Glafira amaba las flores, sobre todo aquellas que tenían su propia historia, aquellas que se salían del común ramo de flores con papel de china y listoncitos de colores, y cuando Glafira decía que se salían del común ramo, era porque realmente lo hacían, en su imaginación veía a sus flores favoritas brincando graciosamente fuera del envoltorio. Amaba las gardenias y pasaba días viendo su maravillosa evolución cuando las ponía en su pequeño florero que adornaba la mesa del comedor de su austera casa. Las gardenias llenaban de olor su espacio y su mirada de hielo se derretía y se llenaba de dulzura cuando los pétalos blancos se iban tiñendo despacito pasando por el beige hasta llegar a un amarillo canario que nunca pudo encontrar en ninguna paleta de colores. La flor no perdía ni un solo pétalo hasta que se secaba completamente y terminaba, entera, con un maravilloso color ocre de despedida.

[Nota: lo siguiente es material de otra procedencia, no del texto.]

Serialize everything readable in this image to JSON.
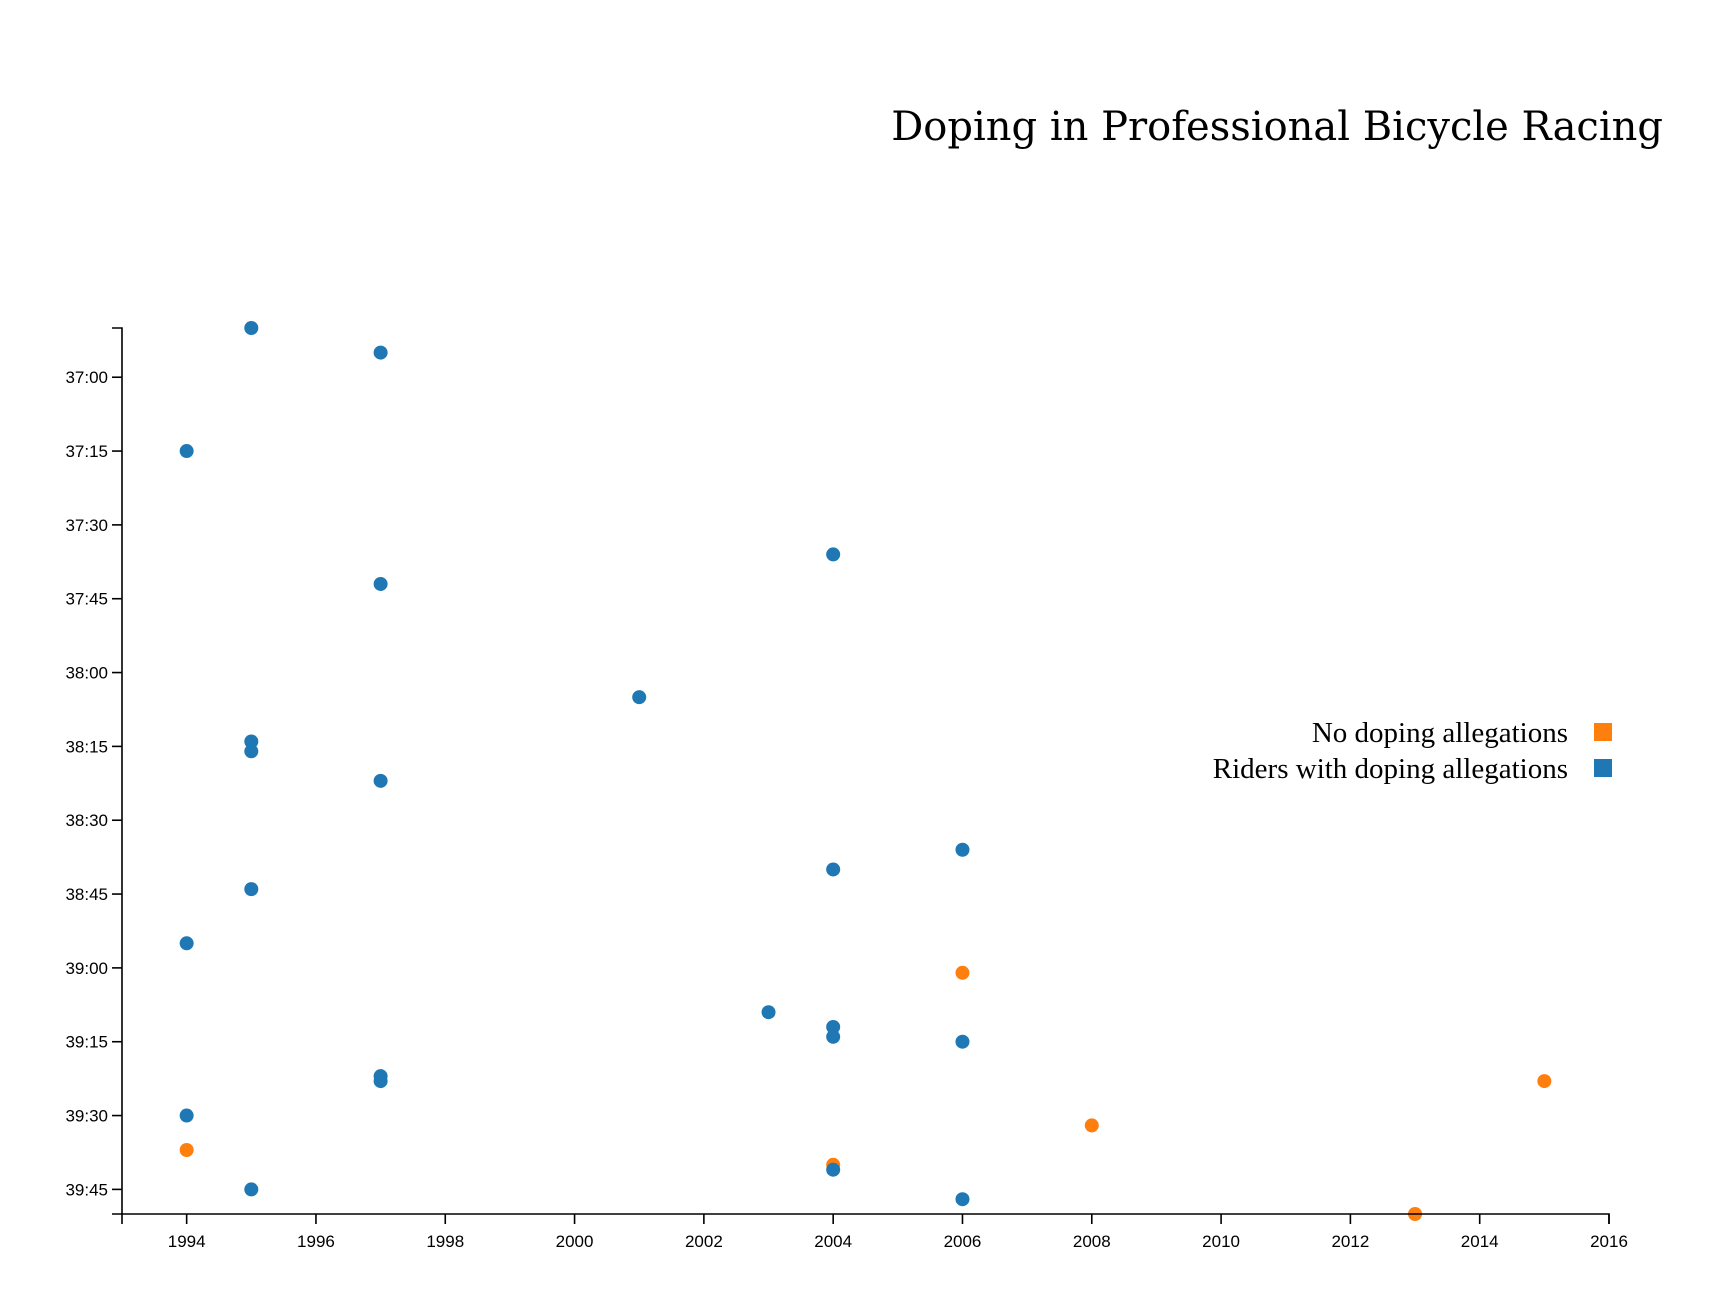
{
  "chart_data": {
    "type": "scatter",
    "title": "Doping in Professional Bicycle Racing",
    "xlabel": "",
    "ylabel": "",
    "xlim": [
      1993,
      2016
    ],
    "ylim_seconds": [
      2210,
      2390
    ],
    "ylim": [
      "36:50",
      "39:50"
    ],
    "y_inverted": true,
    "grid": false,
    "x_ticks": [
      "1994",
      "1996",
      "1998",
      "2000",
      "2002",
      "2004",
      "2006",
      "2008",
      "2010",
      "2012",
      "2014",
      "2016"
    ],
    "y_ticks": [
      "37:00",
      "37:15",
      "37:30",
      "37:45",
      "38:00",
      "38:15",
      "38:30",
      "38:45",
      "39:00",
      "39:15",
      "39:30",
      "39:45"
    ],
    "legend_position": "right",
    "series": [
      {
        "name": "No doping allegations",
        "color": "#ff7f0e",
        "points": [
          {
            "x": 1994,
            "y": "39:37"
          },
          {
            "x": 2004,
            "y": "39:40"
          },
          {
            "x": 2006,
            "y": "39:01"
          },
          {
            "x": 2008,
            "y": "39:32"
          },
          {
            "x": 2013,
            "y": "39:50"
          },
          {
            "x": 2015,
            "y": "39:23"
          }
        ]
      },
      {
        "name": "Riders with doping allegations",
        "color": "#1f77b4",
        "points": [
          {
            "x": 1995,
            "y": "36:50"
          },
          {
            "x": 1997,
            "y": "36:55"
          },
          {
            "x": 1994,
            "y": "37:15"
          },
          {
            "x": 2004,
            "y": "37:36"
          },
          {
            "x": 1997,
            "y": "37:42"
          },
          {
            "x": 2001,
            "y": "38:05"
          },
          {
            "x": 1995,
            "y": "38:14"
          },
          {
            "x": 1995,
            "y": "38:16"
          },
          {
            "x": 1997,
            "y": "38:22"
          },
          {
            "x": 2006,
            "y": "38:36"
          },
          {
            "x": 2004,
            "y": "38:40"
          },
          {
            "x": 1995,
            "y": "38:44"
          },
          {
            "x": 1994,
            "y": "38:55"
          },
          {
            "x": 2003,
            "y": "39:09"
          },
          {
            "x": 2004,
            "y": "39:12"
          },
          {
            "x": 2004,
            "y": "39:14"
          },
          {
            "x": 2006,
            "y": "39:15"
          },
          {
            "x": 1997,
            "y": "39:22"
          },
          {
            "x": 1997,
            "y": "39:23"
          },
          {
            "x": 1994,
            "y": "39:30"
          },
          {
            "x": 2004,
            "y": "39:41"
          },
          {
            "x": 1995,
            "y": "39:45"
          },
          {
            "x": 2006,
            "y": "39:47"
          }
        ]
      }
    ]
  }
}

Glafira tenía un solo apellido, a diferencia de la mayoría de los casos, su madre nunca quiso reconocerla, pese a tenerla en su vientre casi 7 meses ella maldecía haber parido una niña tan fea, siendo ella la más hermosa del pueblo, el trato con Glafira era el necesario, y a Glafira no le importaba, a ella le daba vergüenza tener una madre incapaz de reconocer entre un tulipán y un clavel. Sin embargo, cuando Glafira cumplió 10 años su madre le regaló una orquídea, este fue uno de momentos más importantes para ella, a partir de ese momento se quedó enamorada de la nobleza y de la perseverancia de las orquídeas. A lo largo de los 12 meses del año, amándola y cuidándola ella florecía y la podía cultivar en cualquier momento. Le hubiese gustado apellidar Orquídea.
Final de primera parte resucitando como jacaranda después de una helada.